The three-layered roof is available in black, dark blue, beige or dark red, and features a butyl layer as a water barrier on the inside. Butyl makes a better soundproofing material than neoprene, which is commonly used in such models. The upholstery matting and roof lining provide additional buffers against outside noise.
At the touch of a button, the roof slips back under the soft-top compartment lid – which is framed by a chrome trim element and blends harmoniously into the broad, muscular rear end – in just 20 seconds. And that leaves the sun to shine into an interior that can be decked out in a range of different leathers and that makes a compelling prospect with its use of chrome and choice of six different colour concepts. One of these brings together the porcelain and deep-sea-blue tones, giving the S-Class a sophisticated yacht-style ambience.

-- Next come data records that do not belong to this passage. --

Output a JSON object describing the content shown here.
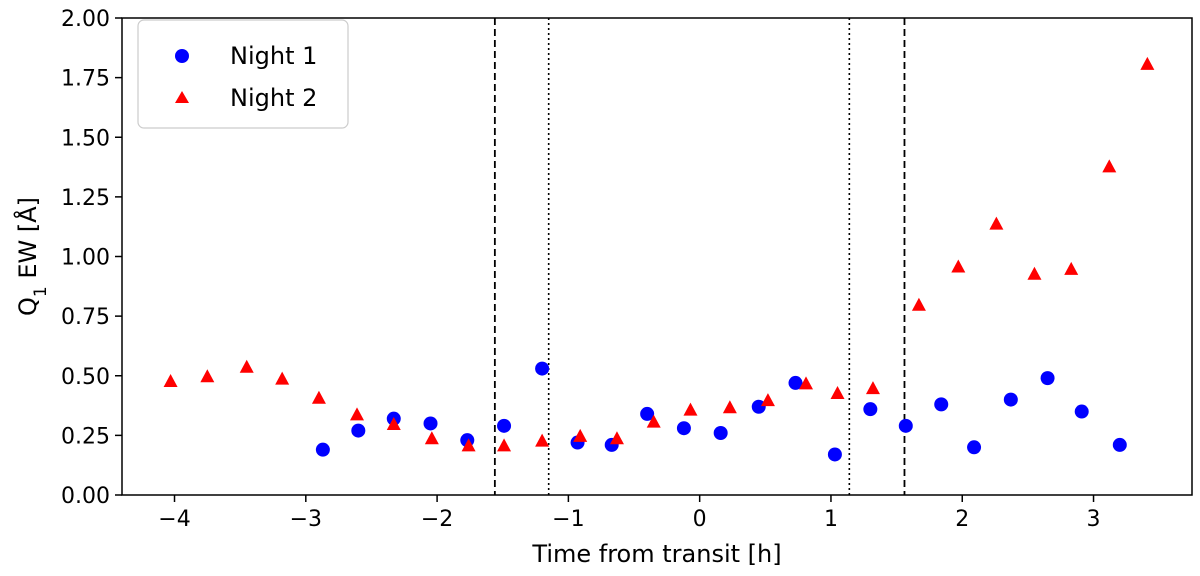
{
  "chart_data": {
    "type": "scatter",
    "xlabel": "Time from transit [h]",
    "ylabel_main": "Q",
    "ylabel_sub": "1",
    "ylabel_rest": " EW [Å]",
    "xlim": [
      -4.4,
      3.75
    ],
    "ylim": [
      0.0,
      2.0
    ],
    "xticks": [
      -4,
      -3,
      -2,
      -1,
      0,
      1,
      2,
      3
    ],
    "xtick_labels": [
      "−4",
      "−3",
      "−2",
      "−1",
      "0",
      "1",
      "2",
      "3"
    ],
    "yticks": [
      0.0,
      0.25,
      0.5,
      0.75,
      1.0,
      1.25,
      1.5,
      1.75,
      2.0
    ],
    "ytick_labels": [
      "0.00",
      "0.25",
      "0.50",
      "0.75",
      "1.00",
      "1.25",
      "1.50",
      "1.75",
      "2.00"
    ],
    "grid": false,
    "legend_position": "top-left",
    "vlines": [
      {
        "x": -1.56,
        "style": "dashed"
      },
      {
        "x": -1.15,
        "style": "dotted"
      },
      {
        "x": 1.14,
        "style": "dotted"
      },
      {
        "x": 1.56,
        "style": "dashed"
      }
    ],
    "series": [
      {
        "name": "Night 1",
        "marker": "circle",
        "color": "#0000ff",
        "x": [
          -2.87,
          -2.6,
          -2.33,
          -2.05,
          -1.77,
          -1.49,
          -1.2,
          -0.93,
          -0.67,
          -0.4,
          -0.12,
          0.16,
          0.45,
          0.73,
          1.03,
          1.3,
          1.57,
          1.84,
          2.09,
          2.37,
          2.65,
          2.91,
          3.2
        ],
        "y": [
          0.19,
          0.27,
          0.32,
          0.3,
          0.23,
          0.29,
          0.53,
          0.22,
          0.21,
          0.34,
          0.28,
          0.26,
          0.37,
          0.47,
          0.17,
          0.36,
          0.29,
          0.38,
          0.2,
          0.4,
          0.49,
          0.35,
          0.21
        ]
      },
      {
        "name": "Night 2",
        "marker": "triangle",
        "color": "#ff0000",
        "x": [
          -4.03,
          -3.75,
          -3.45,
          -3.18,
          -2.9,
          -2.61,
          -2.33,
          -2.04,
          -1.76,
          -1.49,
          -1.2,
          -0.91,
          -0.63,
          -0.35,
          -0.07,
          0.23,
          0.52,
          0.81,
          1.05,
          1.32,
          1.67,
          1.97,
          2.26,
          2.55,
          2.83,
          3.12,
          3.41
        ],
        "y": [
          0.48,
          0.5,
          0.54,
          0.49,
          0.41,
          0.34,
          0.3,
          0.24,
          0.21,
          0.21,
          0.23,
          0.25,
          0.24,
          0.31,
          0.36,
          0.37,
          0.4,
          0.47,
          0.43,
          0.45,
          0.8,
          0.96,
          1.14,
          0.93,
          0.95,
          1.38,
          1.81
        ]
      }
    ]
  }
}
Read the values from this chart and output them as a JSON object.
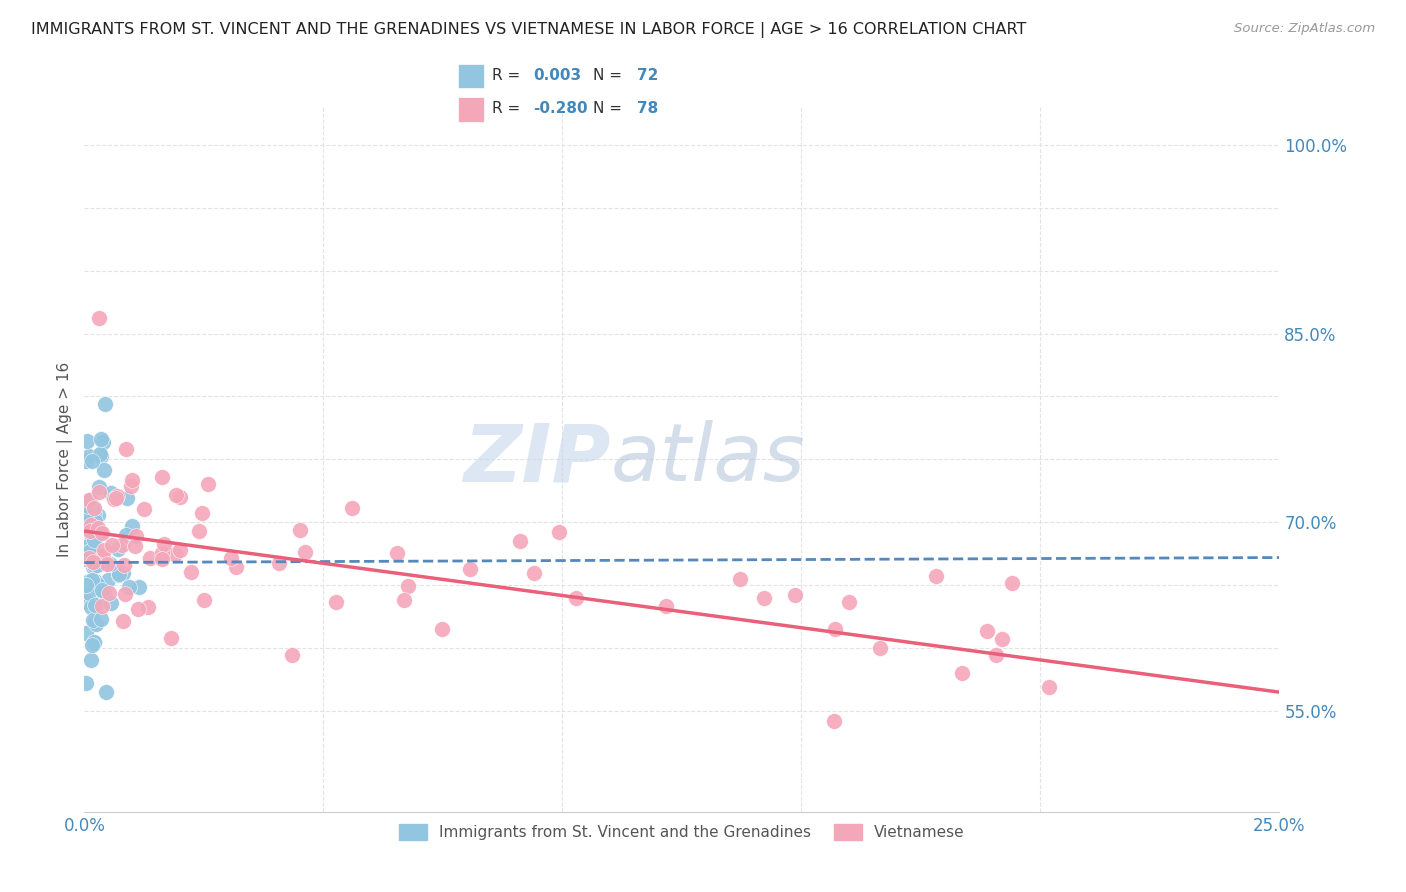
{
  "title": "IMMIGRANTS FROM ST. VINCENT AND THE GRENADINES VS VIETNAMESE IN LABOR FORCE | AGE > 16 CORRELATION CHART",
  "source": "Source: ZipAtlas.com",
  "ylabel": "In Labor Force | Age > 16",
  "xlim": [
    0.0,
    0.25
  ],
  "ylim": [
    0.47,
    1.03
  ],
  "legend1_label": "Immigrants from St. Vincent and the Grenadines",
  "legend2_label": "Vietnamese",
  "R1": 0.003,
  "N1": 72,
  "R2": -0.28,
  "N2": 78,
  "color_blue": "#92C5E0",
  "color_pink": "#F4A7B9",
  "color_blue_line": "#5588BB",
  "color_pink_line": "#E8607A",
  "color_text_blue": "#4488BB",
  "grid_color": "#DDDDDD",
  "background_color": "#FFFFFF",
  "yticks_labeled": [
    0.55,
    0.7,
    0.85,
    1.0
  ],
  "ytick_labels": [
    "55.0%",
    "70.0%",
    "85.0%",
    "100.0%"
  ],
  "blue_trend_y0": 0.668,
  "blue_trend_y1": 0.672,
  "pink_trend_y0": 0.693,
  "pink_trend_y1": 0.565
}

For the protection and comfort of its passengers, the cabriolet also comes with cutting-edge Mercedes-Benz Intelligent Drive assistance systems. This technology helps with braking, keeps the car in its lane, spots pedestrians and even uses the PRE-SAFE system to reduce speed automatically if required. PRE-SAFE PLUS also detects a looming rear-end collision early on. If the danger is not averted, the system can apply the brakes firmly and automatically pull the seat belts tight prior to an impact.
Combining intelligent technology with timeless design is a fine art. And one with a tradition in large Mercedes-Benz cabriolets that stretches back a lot longer than 45 years.